Personal information
- Date of birth: 25 January 1943
- Place of birth: Whitburn, Scotland
- Date of death: 13 June 2017 (aged 74)
- Position(s): Midfielder/Defender

Youth career
- Lothian United
- Shotts Bon Accord

Senior career*
- Years: Team / Apps / (Gls)
- 1960–1961: Newcastle United / 0 / (0)
- 1963–1966: Rangers / 35 / (4)
- 1967–1970: Dundee United / 67 / (5)
- 1970–1973: Hearts / 42 / (1)
- 1973–1975: Raith Rovers / 44 / (1)
- Total:  / 188 / (11)

= Wilson Wood (footballer) =

Scottish footballer

Wilson Wood (25 January 1943 – 13 June 2017), born in Whitburn, was a Scottish footballer who played primarily as a midfielder.

==Career==
A former lab assistant with the National Coal Board, Wood started his professional career with Newcastle United whom he joined from Shotts Bon Accord aged 17. He spent only one year on Tyneside and left the club without making an appearance, returning to Scotland to join Rangers. He spent seven seasons at Ibrox, where he won his only senior medal as a member of Rangers victorious 1964–65 League Cup side. Wood moved to Dundee United in 1967 and he featured regularly during his three years at Tannadice.
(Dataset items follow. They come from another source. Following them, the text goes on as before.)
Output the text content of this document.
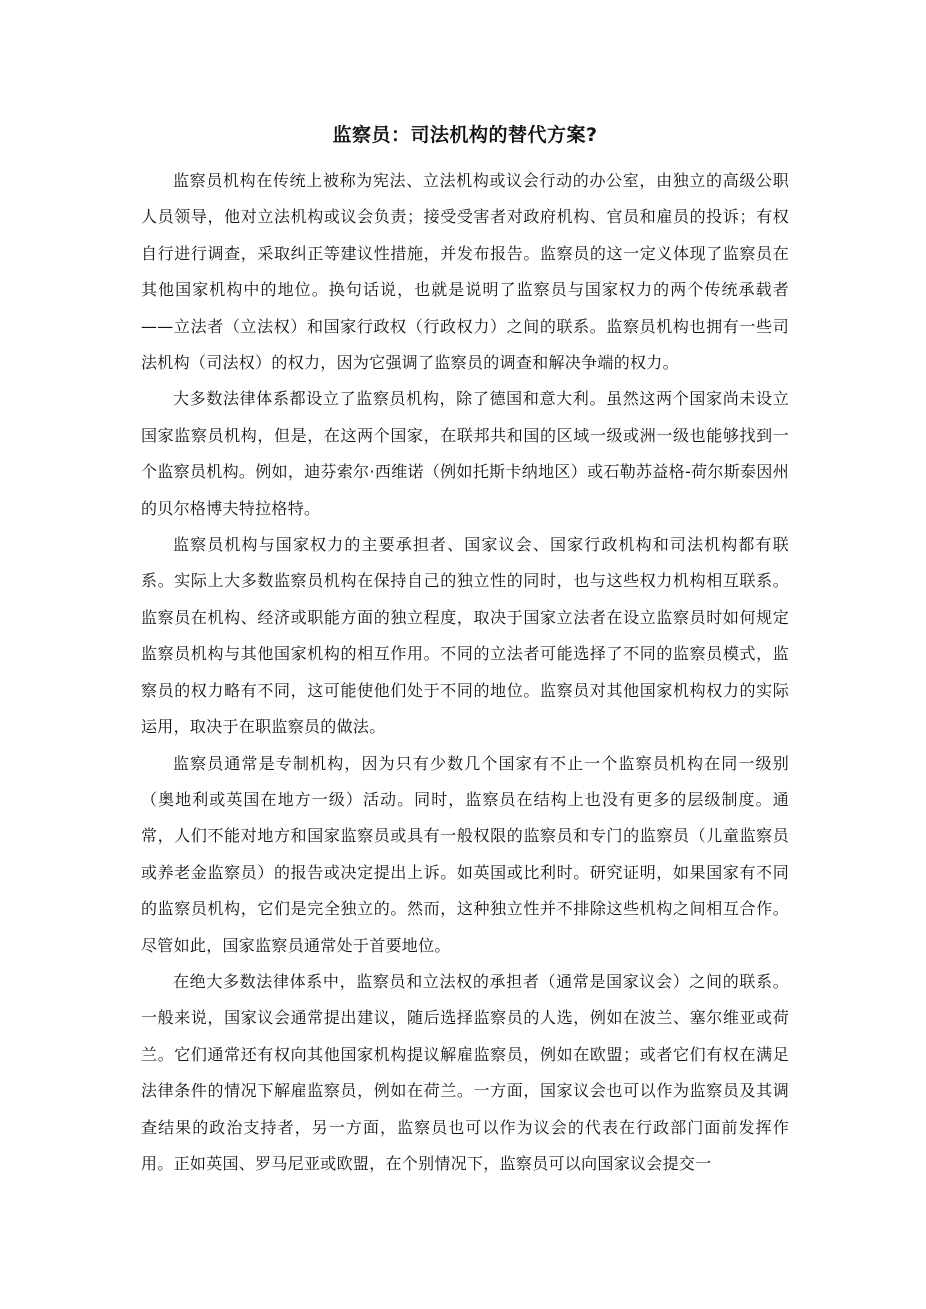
监察员：司法机构的替代方案?

监察员机构在传统上被称为宪法、立法机构或议会行动的办公室，由独立的高级公职人员领导，他对立法机构或议会负责；接受受害者对政府机构、官员和雇员的投诉；有权自行进行调查，采取纠正等建议性措施，并发布报告。监察员的这一定义体现了监察员在其他国家机构中的地位。换句话说，也就是说明了监察员与国家权力的两个传统承载者——立法者（立法权）和国家行政权（行政权力）之间的联系。监察员机构也拥有一些司法机构（司法权）的权力，因为它强调了监察员的调查和解决争端的权力。

大多数法律体系都设立了监察员机构，除了德国和意大利。虽然这两个国家尚未设立国家监察员机构，但是，在这两个国家，在联邦共和国的区域一级或洲一级也能够找到一个监察员机构。例如，迪芬索尔·西维诺（例如托斯卡纳地区）或石勒苏益格-荷尔斯泰因州的贝尔格博夫特拉格特。

监察员机构与国家权力的主要承担者、国家议会、国家行政机构和司法机构都有联系。实际上大多数监察员机构在保持自己的独立性的同时，也与这些权力机构相互联系。监察员在机构、经济或职能方面的独立程度，取决于国家立法者在设立监察员时如何规定监察员机构与其他国家机构的相互作用。不同的立法者可能选择了不同的监察员模式，监察员的权力略有不同，这可能使他们处于不同的地位。监察员对其他国家机构权力的实际运用，取决于在职监察员的做法。

监察员通常是专制机构，因为只有少数几个国家有不止一个监察员机构在同一级别（奥地利或英国在地方一级）活动。同时，监察员在结构上也没有更多的层级制度。通常，人们不能对地方和国家监察员或具有一般权限的监察员和专门的监察员（儿童监察员或养老金监察员）的报告或决定提出上诉。如英国或比利时。研究证明，如果国家有不同的监察员机构，它们是完全独立的。然而，这种独立性并不排除这些机构之间相互合作。尽管如此，国家监察员通常处于首要地位。

在绝大多数法律体系中，监察员和立法权的承担者（通常是国家议会）之间的联系。一般来说，国家议会通常提出建议，随后选择监察员的人选，例如在波兰、塞尔维亚或荷兰。它们通常还有权向其他国家机构提议解雇监察员，例如在欧盟；或者它们有权在满足法律条件的情况下解雇监察员，例如在荷兰。一方面，国家议会也可以作为监察员及其调查结果的政治支持者，另一方面，监察员也可以作为议会的代表在行政部门面前发挥作用。正如英国、罗马尼亚或欧盟，在个别情况下，监察员可以向国家议会提交一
However, in 1970 a contract dispute with United manager Jerry Kerr led to his departure to boyhood favourites Hearts, in exchange for Tommy Traynor. He spent three injury-plagued years with the Jambos before a final two years with Raith Rovers. His transfer to the Kirkcaldy side was the subject of controversy, with Hamilton Accies also claiming to have signed him.

After his retirement Wood worked as a physiotherapist.